Esimpl is still Turing-complete if the push instruction is removed (except in stanza 0), making it a fully queue-based language; this variant of the language can, e.g., implement a tag system directly. When doing this, some efficiency is lost – after storing data on a semideque, it then takes time proportional to the size of that semideque to retrieve it again, which means that some programs that can be implemented in linear time on a Turing machine will have quadratic performance in queue-based Esimpl. (One example is a program that inputs an arbitrary string, and outputs that string in reverse.) However, all purely queue-based languages for which queue elements are drawn from a finite set share this restriction, and it is much easier to run Esimpl at the "queue-based speed limit" than it is for most queue-based esolangs (e.g. simple Turing-completeness constructions for tag systems run in exponential time, because control flow for tag systems is based on a sum of all elements in the queue rather than on elements in specific positions, and this makes it hard to store data other than with counter-like representations). This is the main reason why Esimpl has the otherwise redundant pushback instructions – it allows it to serve as an efficient intermediate representation when compiling into queue-based languages.

Esimpl is also still Turing-complete, with only a linear slowdown, using only 0 and 1 as elements of the semideques.
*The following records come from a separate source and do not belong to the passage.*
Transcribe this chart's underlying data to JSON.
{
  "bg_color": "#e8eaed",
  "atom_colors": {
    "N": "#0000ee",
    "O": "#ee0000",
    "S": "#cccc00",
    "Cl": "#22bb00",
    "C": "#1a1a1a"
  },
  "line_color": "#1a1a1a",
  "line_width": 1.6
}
The basic idea is to replace each stanza with two: the second stanza of the pair corresponds to the stanza in the original program, whereas the first stanza of the pair consists of a single pop-goto instruction (specifying the first stanza of the next pair, and the same semideque that was popped to reach it). The data in the stanzas, and in push and pushback instructions, is now encoded in Esimpl's normal modified unary (n 0s followed by a 1), and the resulting program will behave identically to the original.

It is also possible to write an Esimpl program to use only a single semideque (unfortunately, with a loss of performance). The general idea is to store all the semideques in a single queue, using an otherwise unused value as a separator, and split stanzas up into sections that read/write data separated by loops that rotate the queue to move the semideque you want to operate on to the start or end as appropriate.